Hudson, the first drama professor at CLU, died on Jan. 16 at age 92. Hudson earned a bachelor’s degree from the University of Iowa and a master’s degree from the University of Southern California. Hudson taught speech and drama at CLU when it was first established in 1961.
Olson, the wife of second CLU president Ray Olson, died on Jan. 18 at age 100. Olson received her teaching credential in Iowa at Waldorf College. When Ray Olson passed away in 2006, the Olson family created the Raymond M. Olson Family Scholarship for English students.
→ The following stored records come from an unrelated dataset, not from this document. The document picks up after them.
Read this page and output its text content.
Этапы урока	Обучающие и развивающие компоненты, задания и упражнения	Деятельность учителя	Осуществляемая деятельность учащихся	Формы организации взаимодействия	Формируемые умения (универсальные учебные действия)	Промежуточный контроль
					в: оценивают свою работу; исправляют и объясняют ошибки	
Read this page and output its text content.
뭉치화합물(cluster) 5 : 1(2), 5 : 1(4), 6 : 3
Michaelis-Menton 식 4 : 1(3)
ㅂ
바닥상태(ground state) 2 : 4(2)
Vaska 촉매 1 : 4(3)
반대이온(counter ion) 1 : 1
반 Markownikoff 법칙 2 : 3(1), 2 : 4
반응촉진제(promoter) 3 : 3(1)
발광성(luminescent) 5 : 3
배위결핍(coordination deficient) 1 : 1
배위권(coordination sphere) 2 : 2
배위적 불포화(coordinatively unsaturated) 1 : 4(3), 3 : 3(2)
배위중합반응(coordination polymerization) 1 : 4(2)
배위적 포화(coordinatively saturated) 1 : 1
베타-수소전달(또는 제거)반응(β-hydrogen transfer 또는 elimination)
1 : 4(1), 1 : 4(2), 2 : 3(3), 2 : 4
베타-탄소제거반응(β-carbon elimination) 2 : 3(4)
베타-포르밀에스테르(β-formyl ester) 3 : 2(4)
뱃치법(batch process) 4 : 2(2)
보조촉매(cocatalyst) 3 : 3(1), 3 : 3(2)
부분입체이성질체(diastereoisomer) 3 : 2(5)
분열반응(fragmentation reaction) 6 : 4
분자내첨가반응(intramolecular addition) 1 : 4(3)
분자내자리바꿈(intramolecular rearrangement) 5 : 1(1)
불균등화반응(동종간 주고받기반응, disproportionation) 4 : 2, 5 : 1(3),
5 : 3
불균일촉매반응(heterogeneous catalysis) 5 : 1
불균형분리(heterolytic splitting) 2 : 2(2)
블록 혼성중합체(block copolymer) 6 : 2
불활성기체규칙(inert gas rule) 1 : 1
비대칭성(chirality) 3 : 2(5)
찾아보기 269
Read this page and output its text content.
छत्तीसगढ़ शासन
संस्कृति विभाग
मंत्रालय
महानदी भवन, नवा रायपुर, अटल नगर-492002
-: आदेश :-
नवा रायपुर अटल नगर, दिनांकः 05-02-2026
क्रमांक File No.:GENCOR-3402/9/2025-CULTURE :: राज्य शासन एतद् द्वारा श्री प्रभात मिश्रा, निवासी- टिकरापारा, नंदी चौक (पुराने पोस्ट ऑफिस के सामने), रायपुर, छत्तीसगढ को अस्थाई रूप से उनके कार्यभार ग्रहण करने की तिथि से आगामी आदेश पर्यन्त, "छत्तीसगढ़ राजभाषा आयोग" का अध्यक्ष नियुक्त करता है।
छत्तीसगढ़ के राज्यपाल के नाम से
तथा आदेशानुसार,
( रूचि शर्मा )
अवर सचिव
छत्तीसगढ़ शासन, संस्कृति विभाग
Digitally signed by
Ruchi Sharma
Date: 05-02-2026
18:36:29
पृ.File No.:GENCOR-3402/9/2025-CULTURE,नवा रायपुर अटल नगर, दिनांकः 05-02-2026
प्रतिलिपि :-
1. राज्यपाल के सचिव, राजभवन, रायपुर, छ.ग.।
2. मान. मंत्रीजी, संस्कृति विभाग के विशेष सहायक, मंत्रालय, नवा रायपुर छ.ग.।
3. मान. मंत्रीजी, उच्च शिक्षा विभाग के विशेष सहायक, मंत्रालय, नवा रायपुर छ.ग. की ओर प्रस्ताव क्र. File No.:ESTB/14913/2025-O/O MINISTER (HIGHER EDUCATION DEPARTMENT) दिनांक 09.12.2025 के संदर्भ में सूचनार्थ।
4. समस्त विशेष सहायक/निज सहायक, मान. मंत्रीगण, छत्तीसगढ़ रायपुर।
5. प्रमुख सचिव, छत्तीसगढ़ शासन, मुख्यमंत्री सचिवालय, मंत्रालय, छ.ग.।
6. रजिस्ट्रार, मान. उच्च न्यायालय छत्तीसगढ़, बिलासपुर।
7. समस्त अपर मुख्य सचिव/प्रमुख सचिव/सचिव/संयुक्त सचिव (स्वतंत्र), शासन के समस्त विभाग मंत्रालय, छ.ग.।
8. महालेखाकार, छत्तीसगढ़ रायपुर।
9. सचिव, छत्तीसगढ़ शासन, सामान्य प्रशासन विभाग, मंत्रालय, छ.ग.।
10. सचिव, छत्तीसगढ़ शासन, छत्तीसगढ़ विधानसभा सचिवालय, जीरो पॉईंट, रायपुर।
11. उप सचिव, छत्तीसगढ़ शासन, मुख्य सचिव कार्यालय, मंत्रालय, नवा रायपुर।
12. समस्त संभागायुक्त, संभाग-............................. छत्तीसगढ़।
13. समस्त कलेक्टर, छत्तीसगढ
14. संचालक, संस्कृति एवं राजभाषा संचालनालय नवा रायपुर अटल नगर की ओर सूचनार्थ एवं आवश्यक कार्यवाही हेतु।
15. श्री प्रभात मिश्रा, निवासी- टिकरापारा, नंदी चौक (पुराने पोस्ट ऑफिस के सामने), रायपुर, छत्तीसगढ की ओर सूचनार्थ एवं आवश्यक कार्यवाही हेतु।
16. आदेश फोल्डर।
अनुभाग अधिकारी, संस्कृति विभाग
Streeter, a professor of religion at CLU, died on Dec. 23 at the age of 64. Streeter contributed 25 years of his knowledge to CLU. He taught the religion capstone class entitled ‘Faith and Reason’ which touches upon his interest in the relationship of theology and science.
Michael Arndt, a professor of theatre arts, explained his 25 year friendship with Streeter.
According to Arndt, Streeter was a renaissance man with many interests and abilities and was “incredibly smart, incredibly articulate, incredibly handsome and was just a caring human being.”
“I’m very sad that he is gone. He was an important person, not only to me, his wife and the rest of his family, but to this entire CLU community and beyond. He was one of our very best professors, he was a brilliant scholar and his contributions will be missed,” Arndt said. “I loved and cared for him and so did a lot of people. I’m proud to have been his friend.”
Chris Wolf, a senior with a philosophy major and religion minor, shared his thoughts about Streeter.
“He just had this way of carrying himself, I actually told him this. I loved that when I asked him how he was, I knew that he would answer honestly. If he said he was doing great, then I know he really is doing great. He uses his words very honestly and has a jovial personality. It was uplifting to see him walking by the hallway with a smile on his face,” Wolf said.
Junior Catalina Jaramillo expressed her thoughts on what kind of person Streeter was in her eyes.
“I think that he is a very intelligent person. I believe that he was one of the best religion teachers that this school had to offer. I’m very sad that he died of cancer,” Jaramillo said.
Streeter’s memorial service took place on Jan. 25 in the Samuelson Chapel where Arndt gave the eulogy.
Arndt ended the service with a quote from Shakespeare.
“Now cracks a noble heart, goodnight sweet prince may flights of angels sing me to thy rest.”